Without the fan, it's not going to be very effective since CO2 has to actually pass over the solid. Passive diffusion is not going to move the same volume of CO2 over the solid even if the solid was removed from the housing. Even if they didn't run out of battery, The solid has a maximum capacity - about 7.5 kg for the unit linked above. Even with reserve capacity, an average human exhales ~0.97 kg of CO~2~ per day.

O~2~ to CO~2~ exchange via respiration is mole for mole (you do lose a little mass in carbon and water just by breathing!). Atmospheric CO~2~ is 0.041% (410 ppm) and O~2~ is a hair under 21% and that's the standard to which life support systems are held. Humans lose consciousness at around 3.7% oxygen, but experience hypercapnia at >6% CO~2~. (Physiology nerds - I converted from the partial pressures in mmHg to % of 1 atm for comprehension)

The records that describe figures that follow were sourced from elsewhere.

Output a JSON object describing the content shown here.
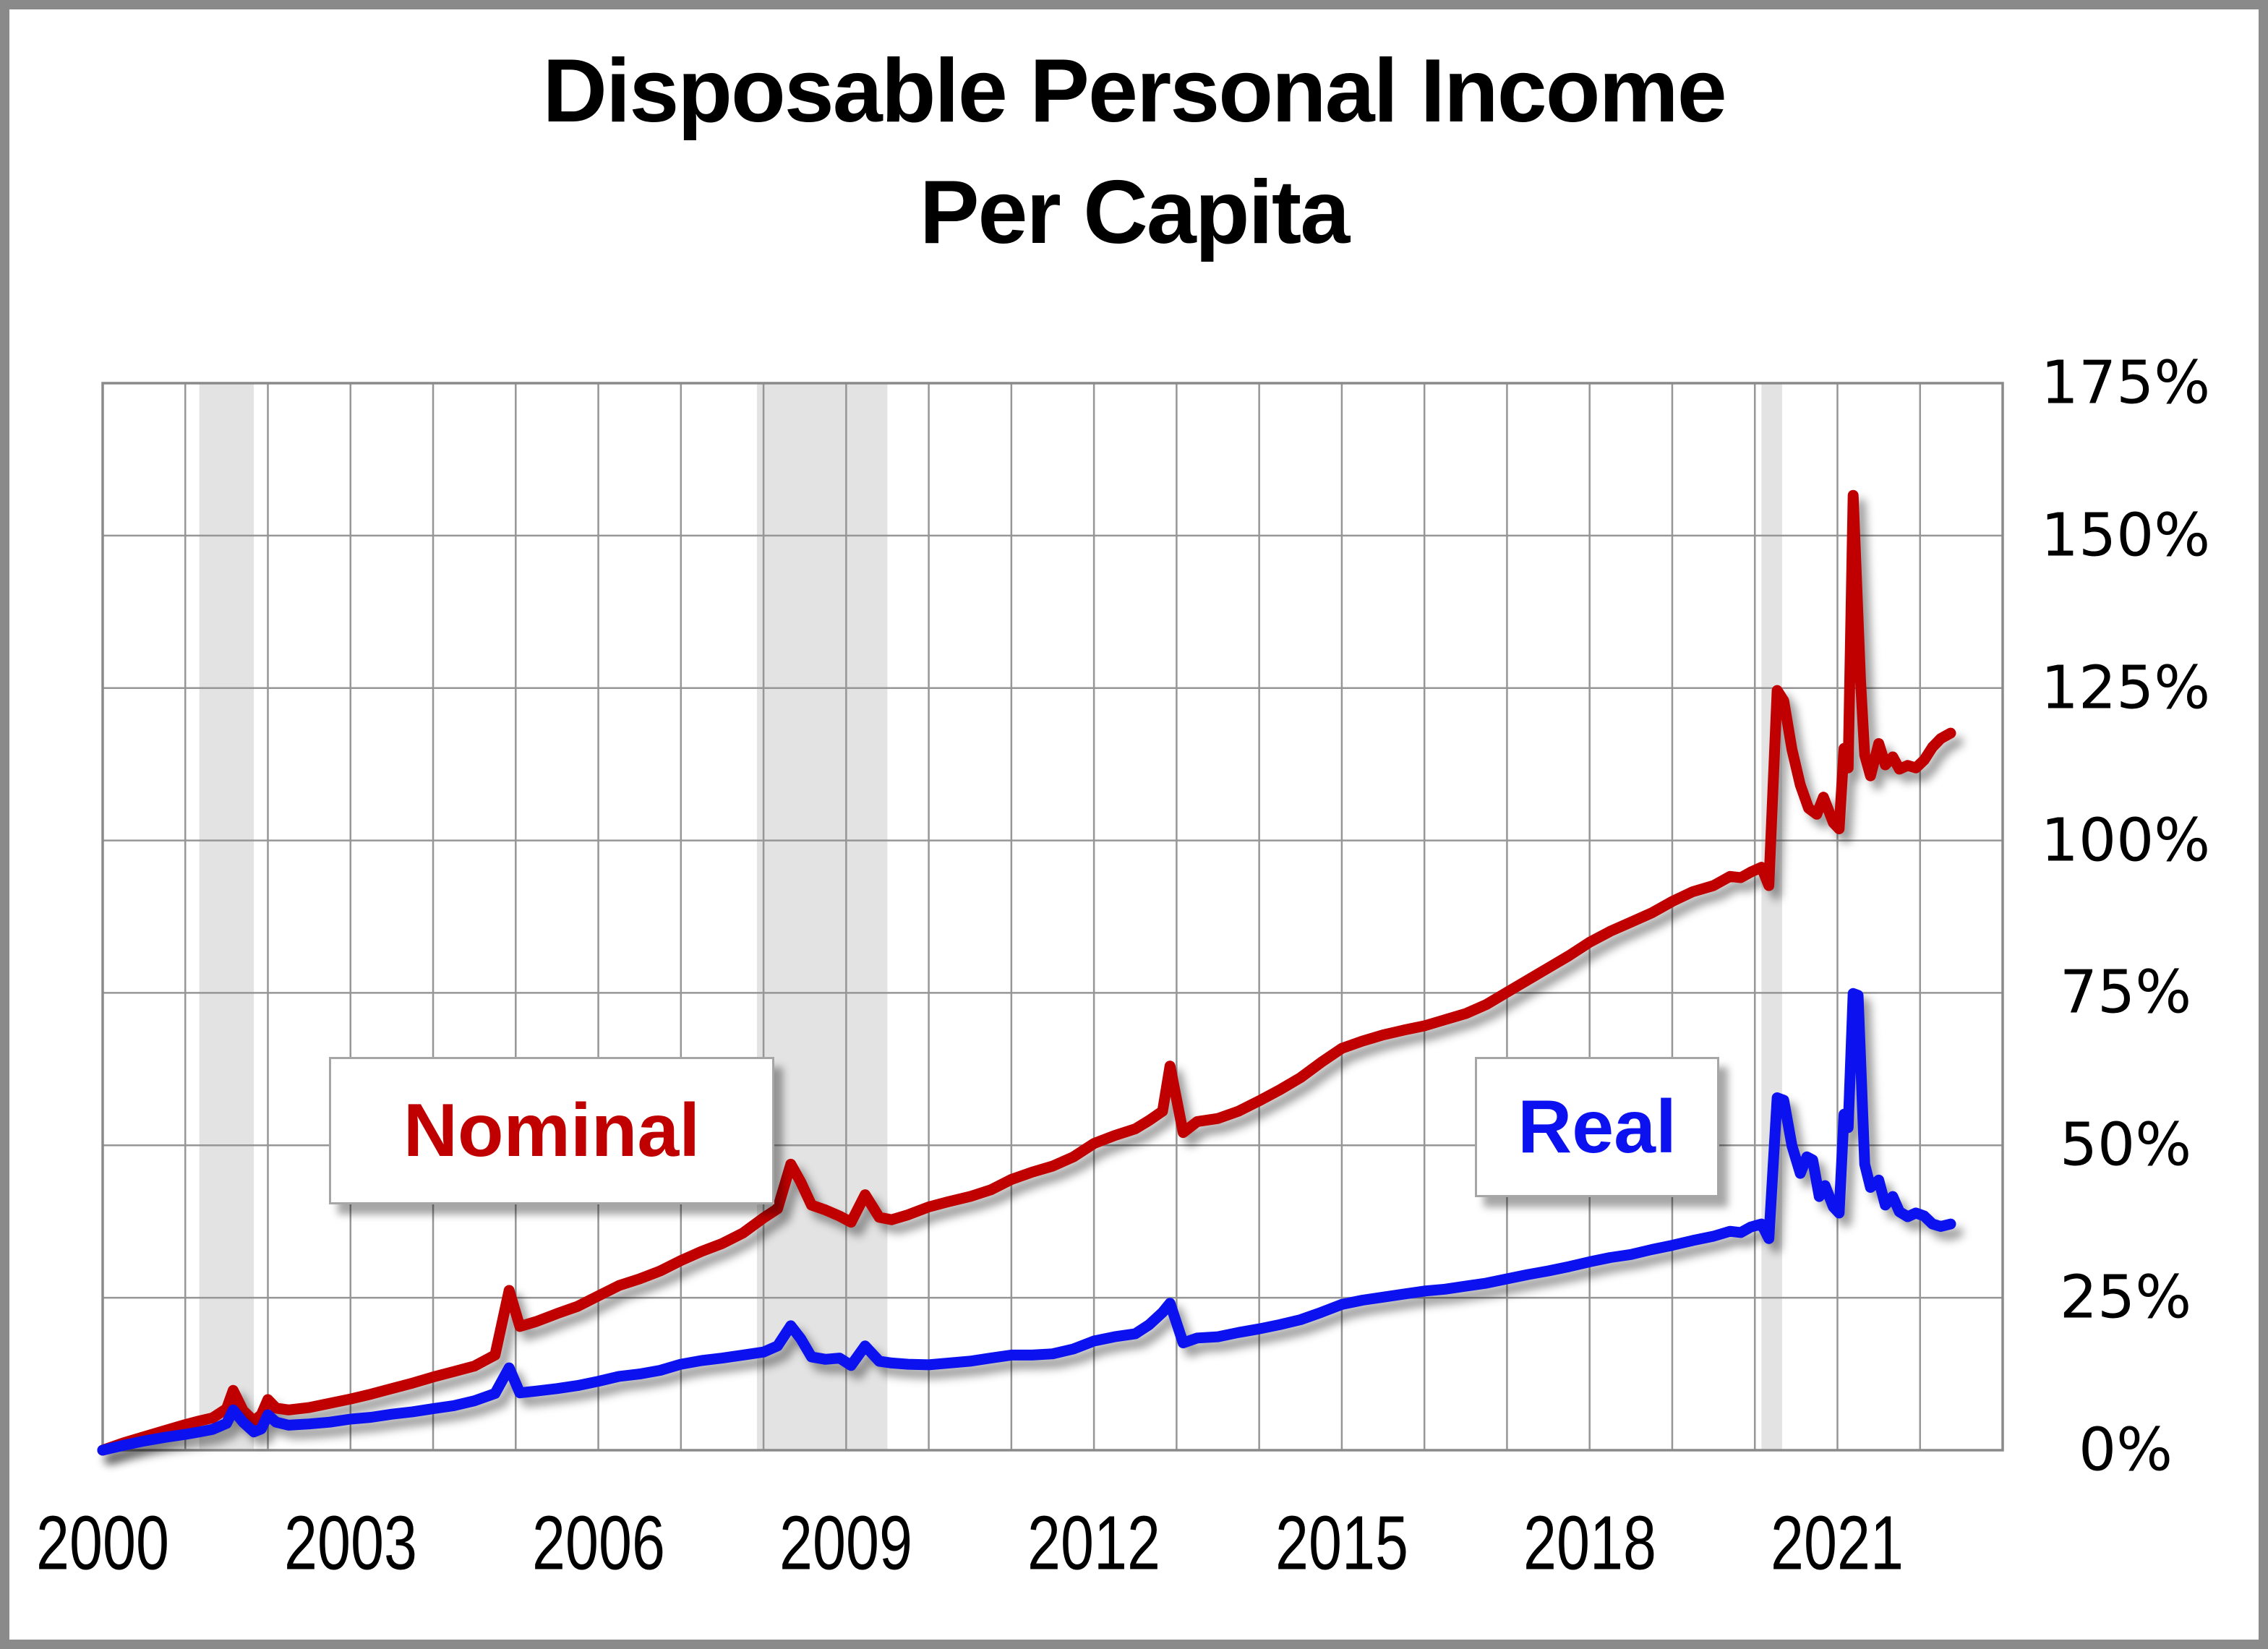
{
  "title": {
    "line1": "Disposable Personal Income",
    "line2": "Per Capita"
  },
  "annotations": {
    "nominal_label": "Nominal",
    "real_label": "Real"
  },
  "colors": {
    "nominal": "#c00000",
    "real": "#0c12ef",
    "grid": "#969696",
    "plot_border": "#8a8a8a",
    "recession_band": "#e3e3e3",
    "frame": "#8a8a8a",
    "title_text": "#000000",
    "tick_text": "#000000"
  },
  "chart_data": {
    "type": "line",
    "title": "Disposable Personal Income Per Capita",
    "xlabel": "",
    "ylabel": "",
    "xlim": [
      2000,
      2023
    ],
    "ylim": [
      0,
      175
    ],
    "grid": "on",
    "grid_x_step": 1,
    "grid_y_step": 25,
    "x_ticks": [
      {
        "value": 2000,
        "label": "2000"
      },
      {
        "value": 2003,
        "label": "2003"
      },
      {
        "value": 2006,
        "label": "2006"
      },
      {
        "value": 2009,
        "label": "2009"
      },
      {
        "value": 2012,
        "label": "2012"
      },
      {
        "value": 2015,
        "label": "2015"
      },
      {
        "value": 2018,
        "label": "2018"
      },
      {
        "value": 2021,
        "label": "2021"
      }
    ],
    "y_ticks": [
      {
        "value": 0,
        "label": "0%"
      },
      {
        "value": 25,
        "label": "25%"
      },
      {
        "value": 50,
        "label": "50%"
      },
      {
        "value": 75,
        "label": "75%"
      },
      {
        "value": 100,
        "label": "100%"
      },
      {
        "value": 125,
        "label": "125%"
      },
      {
        "value": 150,
        "label": "150%"
      },
      {
        "value": 175,
        "label": "175%"
      }
    ],
    "recession_bands": [
      [
        2001.17,
        2001.83
      ],
      [
        2007.92,
        2009.5
      ],
      [
        2020.08,
        2020.33
      ]
    ],
    "series": [
      {
        "name": "Nominal",
        "color_key": "nominal",
        "points": [
          [
            2000,
            0
          ],
          [
            2000.25,
            1.2
          ],
          [
            2000.5,
            2.2
          ],
          [
            2000.75,
            3.2
          ],
          [
            2001,
            4.2
          ],
          [
            2001.17,
            4.8
          ],
          [
            2001.33,
            5.3
          ],
          [
            2001.5,
            6.8
          ],
          [
            2001.58,
            9.8
          ],
          [
            2001.7,
            6.5
          ],
          [
            2001.83,
            4.8
          ],
          [
            2001.92,
            5.8
          ],
          [
            2002,
            8.3
          ],
          [
            2002.1,
            6.9
          ],
          [
            2002.25,
            6.6
          ],
          [
            2002.5,
            7.0
          ],
          [
            2002.75,
            7.7
          ],
          [
            2003,
            8.4
          ],
          [
            2003.25,
            9.2
          ],
          [
            2003.5,
            10.1
          ],
          [
            2003.75,
            11.0
          ],
          [
            2004,
            12.0
          ],
          [
            2004.25,
            12.9
          ],
          [
            2004.5,
            13.8
          ],
          [
            2004.75,
            15.6
          ],
          [
            2004.92,
            26.2
          ],
          [
            2005.05,
            20.3
          ],
          [
            2005.25,
            21.1
          ],
          [
            2005.5,
            22.4
          ],
          [
            2005.75,
            23.6
          ],
          [
            2006,
            25.3
          ],
          [
            2006.25,
            27.0
          ],
          [
            2006.5,
            28.1
          ],
          [
            2006.75,
            29.4
          ],
          [
            2007,
            31.1
          ],
          [
            2007.25,
            32.6
          ],
          [
            2007.5,
            33.9
          ],
          [
            2007.75,
            35.6
          ],
          [
            2008,
            38.1
          ],
          [
            2008.17,
            39.6
          ],
          [
            2008.33,
            46.9
          ],
          [
            2008.45,
            44.0
          ],
          [
            2008.58,
            40.2
          ],
          [
            2008.75,
            39.4
          ],
          [
            2008.92,
            38.4
          ],
          [
            2009.06,
            37.4
          ],
          [
            2009.23,
            41.9
          ],
          [
            2009.4,
            38.2
          ],
          [
            2009.55,
            37.8
          ],
          [
            2009.75,
            38.6
          ],
          [
            2010,
            39.9
          ],
          [
            2010.25,
            40.8
          ],
          [
            2010.5,
            41.6
          ],
          [
            2010.75,
            42.7
          ],
          [
            2011,
            44.4
          ],
          [
            2011.25,
            45.6
          ],
          [
            2011.5,
            46.6
          ],
          [
            2011.75,
            48.1
          ],
          [
            2012,
            50.3
          ],
          [
            2012.25,
            51.6
          ],
          [
            2012.5,
            52.7
          ],
          [
            2012.67,
            54.1
          ],
          [
            2012.83,
            55.6
          ],
          [
            2012.92,
            63.0
          ],
          [
            2013.08,
            52.1
          ],
          [
            2013.25,
            53.9
          ],
          [
            2013.5,
            54.4
          ],
          [
            2013.75,
            55.6
          ],
          [
            2014,
            57.3
          ],
          [
            2014.25,
            59.1
          ],
          [
            2014.5,
            61.1
          ],
          [
            2014.75,
            63.6
          ],
          [
            2015,
            65.9
          ],
          [
            2015.25,
            67.1
          ],
          [
            2015.5,
            68.1
          ],
          [
            2015.75,
            68.9
          ],
          [
            2016,
            69.6
          ],
          [
            2016.25,
            70.6
          ],
          [
            2016.5,
            71.6
          ],
          [
            2016.75,
            73.1
          ],
          [
            2017,
            75.1
          ],
          [
            2017.25,
            77.1
          ],
          [
            2017.5,
            79.1
          ],
          [
            2017.75,
            81.1
          ],
          [
            2018,
            83.3
          ],
          [
            2018.25,
            85.1
          ],
          [
            2018.5,
            86.6
          ],
          [
            2018.75,
            88.1
          ],
          [
            2019,
            90.0
          ],
          [
            2019.25,
            91.6
          ],
          [
            2019.5,
            92.6
          ],
          [
            2019.7,
            94.1
          ],
          [
            2019.83,
            93.9
          ],
          [
            2019.95,
            94.8
          ],
          [
            2020.08,
            95.6
          ],
          [
            2020.17,
            92.6
          ],
          [
            2020.27,
            124.6
          ],
          [
            2020.35,
            122.9
          ],
          [
            2020.45,
            114.9
          ],
          [
            2020.55,
            109.1
          ],
          [
            2020.65,
            105.3
          ],
          [
            2020.75,
            104.3
          ],
          [
            2020.83,
            107.1
          ],
          [
            2020.95,
            102.9
          ],
          [
            2021.02,
            101.9
          ],
          [
            2021.08,
            115.1
          ],
          [
            2021.13,
            111.9
          ],
          [
            2021.19,
            156.6
          ],
          [
            2021.28,
            126.0
          ],
          [
            2021.33,
            114.0
          ],
          [
            2021.4,
            110.6
          ],
          [
            2021.5,
            115.9
          ],
          [
            2021.58,
            112.4
          ],
          [
            2021.67,
            113.7
          ],
          [
            2021.75,
            111.7
          ],
          [
            2021.85,
            112.3
          ],
          [
            2021.95,
            111.9
          ],
          [
            2022.05,
            113.2
          ],
          [
            2022.15,
            115.3
          ],
          [
            2022.25,
            116.7
          ],
          [
            2022.37,
            117.6
          ]
        ]
      },
      {
        "name": "Real",
        "color_key": "real",
        "points": [
          [
            2000,
            0
          ],
          [
            2000.25,
            0.8
          ],
          [
            2000.5,
            1.5
          ],
          [
            2000.75,
            2.1
          ],
          [
            2001,
            2.6
          ],
          [
            2001.17,
            3.0
          ],
          [
            2001.33,
            3.4
          ],
          [
            2001.5,
            4.4
          ],
          [
            2001.58,
            6.6
          ],
          [
            2001.7,
            4.6
          ],
          [
            2001.83,
            3.0
          ],
          [
            2001.92,
            3.5
          ],
          [
            2002,
            5.8
          ],
          [
            2002.1,
            4.6
          ],
          [
            2002.25,
            4.1
          ],
          [
            2002.5,
            4.3
          ],
          [
            2002.75,
            4.6
          ],
          [
            2003,
            5.1
          ],
          [
            2003.25,
            5.4
          ],
          [
            2003.5,
            5.9
          ],
          [
            2003.75,
            6.3
          ],
          [
            2004,
            6.8
          ],
          [
            2004.25,
            7.3
          ],
          [
            2004.5,
            8.1
          ],
          [
            2004.75,
            9.3
          ],
          [
            2004.92,
            13.5
          ],
          [
            2005.05,
            9.4
          ],
          [
            2005.25,
            9.7
          ],
          [
            2005.5,
            10.1
          ],
          [
            2005.75,
            10.6
          ],
          [
            2006,
            11.3
          ],
          [
            2006.25,
            12.1
          ],
          [
            2006.5,
            12.5
          ],
          [
            2006.75,
            13.1
          ],
          [
            2007,
            14.1
          ],
          [
            2007.25,
            14.7
          ],
          [
            2007.5,
            15.1
          ],
          [
            2007.75,
            15.6
          ],
          [
            2008,
            16.1
          ],
          [
            2008.17,
            17.1
          ],
          [
            2008.33,
            20.4
          ],
          [
            2008.45,
            18.3
          ],
          [
            2008.58,
            15.3
          ],
          [
            2008.75,
            14.9
          ],
          [
            2008.92,
            15.1
          ],
          [
            2009.06,
            13.9
          ],
          [
            2009.23,
            17.1
          ],
          [
            2009.4,
            14.6
          ],
          [
            2009.55,
            14.3
          ],
          [
            2009.75,
            14.1
          ],
          [
            2010,
            14.0
          ],
          [
            2010.25,
            14.3
          ],
          [
            2010.5,
            14.6
          ],
          [
            2010.75,
            15.1
          ],
          [
            2011,
            15.6
          ],
          [
            2011.25,
            15.6
          ],
          [
            2011.5,
            15.8
          ],
          [
            2011.75,
            16.6
          ],
          [
            2012,
            17.9
          ],
          [
            2012.25,
            18.6
          ],
          [
            2012.5,
            19.1
          ],
          [
            2012.67,
            20.6
          ],
          [
            2012.83,
            22.6
          ],
          [
            2012.92,
            24.1
          ],
          [
            2013.08,
            17.6
          ],
          [
            2013.25,
            18.4
          ],
          [
            2013.5,
            18.6
          ],
          [
            2013.75,
            19.3
          ],
          [
            2014,
            19.9
          ],
          [
            2014.25,
            20.6
          ],
          [
            2014.5,
            21.4
          ],
          [
            2014.75,
            22.6
          ],
          [
            2015,
            23.9
          ],
          [
            2015.25,
            24.6
          ],
          [
            2015.5,
            25.1
          ],
          [
            2015.75,
            25.6
          ],
          [
            2016,
            26.1
          ],
          [
            2016.25,
            26.4
          ],
          [
            2016.5,
            26.9
          ],
          [
            2016.75,
            27.4
          ],
          [
            2017,
            28.1
          ],
          [
            2017.25,
            28.8
          ],
          [
            2017.5,
            29.4
          ],
          [
            2017.75,
            30.1
          ],
          [
            2018,
            30.9
          ],
          [
            2018.25,
            31.6
          ],
          [
            2018.5,
            32.1
          ],
          [
            2018.75,
            32.9
          ],
          [
            2019,
            33.6
          ],
          [
            2019.25,
            34.4
          ],
          [
            2019.5,
            35.1
          ],
          [
            2019.7,
            35.9
          ],
          [
            2019.83,
            35.7
          ],
          [
            2019.95,
            36.6
          ],
          [
            2020.08,
            37.1
          ],
          [
            2020.17,
            34.7
          ],
          [
            2020.27,
            57.8
          ],
          [
            2020.35,
            57.4
          ],
          [
            2020.45,
            49.9
          ],
          [
            2020.55,
            45.4
          ],
          [
            2020.63,
            48.1
          ],
          [
            2020.7,
            47.6
          ],
          [
            2020.78,
            41.6
          ],
          [
            2020.85,
            43.4
          ],
          [
            2020.95,
            39.9
          ],
          [
            2021.02,
            38.9
          ],
          [
            2021.08,
            55.1
          ],
          [
            2021.13,
            52.9
          ],
          [
            2021.19,
            74.9
          ],
          [
            2021.25,
            74.6
          ],
          [
            2021.33,
            46.9
          ],
          [
            2021.4,
            43.1
          ],
          [
            2021.5,
            44.3
          ],
          [
            2021.58,
            40.2
          ],
          [
            2021.67,
            41.6
          ],
          [
            2021.75,
            39.1
          ],
          [
            2021.85,
            38.3
          ],
          [
            2021.95,
            38.9
          ],
          [
            2022.05,
            38.4
          ],
          [
            2022.15,
            37.1
          ],
          [
            2022.25,
            36.7
          ],
          [
            2022.37,
            37.1
          ]
        ]
      }
    ]
  }
}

So in this hypothetical scenario, hypercapnia would definitely precede loss of consciousness due to anoxia.

[–] Recant 11 points 1 year ago (1 children)

Well the fact that they are saying it was a catastrophic implosion leads to the thought that it was crushed in a very short amount of time maybe even a few seconds so I doubt they had time to drown.

[–] Fauxreigner 5 points 1 year ago* (last edited 1 year ago)

It's not a few seconds, it's a very small fraction of a second. The Thresher imploded in 1/20th of a second at 730 meters. We don't know for sure how far down Titan was when it imploded, but based on the time they lost signal, I'm guessing around 3500 meters, so we're talking about 4-5 times as much force. Plus the hull was made of extremely brittle carbon fiber, so it wouldn't buckle at all, it would just collapse all at once. It's hard to overstate how much force we're talking about; at that depth, it's about equivalent to building the Empire State building out of lead and sitting it on top of the ship with no other supports.

It's not just that they didn't have time to drown; it would have imploded so quickly that they would have been dead before their brains even had time to process that something was happening.

[–] elizardbeth 9 points 1 year ago

They would have died (or at the very least, lost consciousness) from the pressure long before they drown.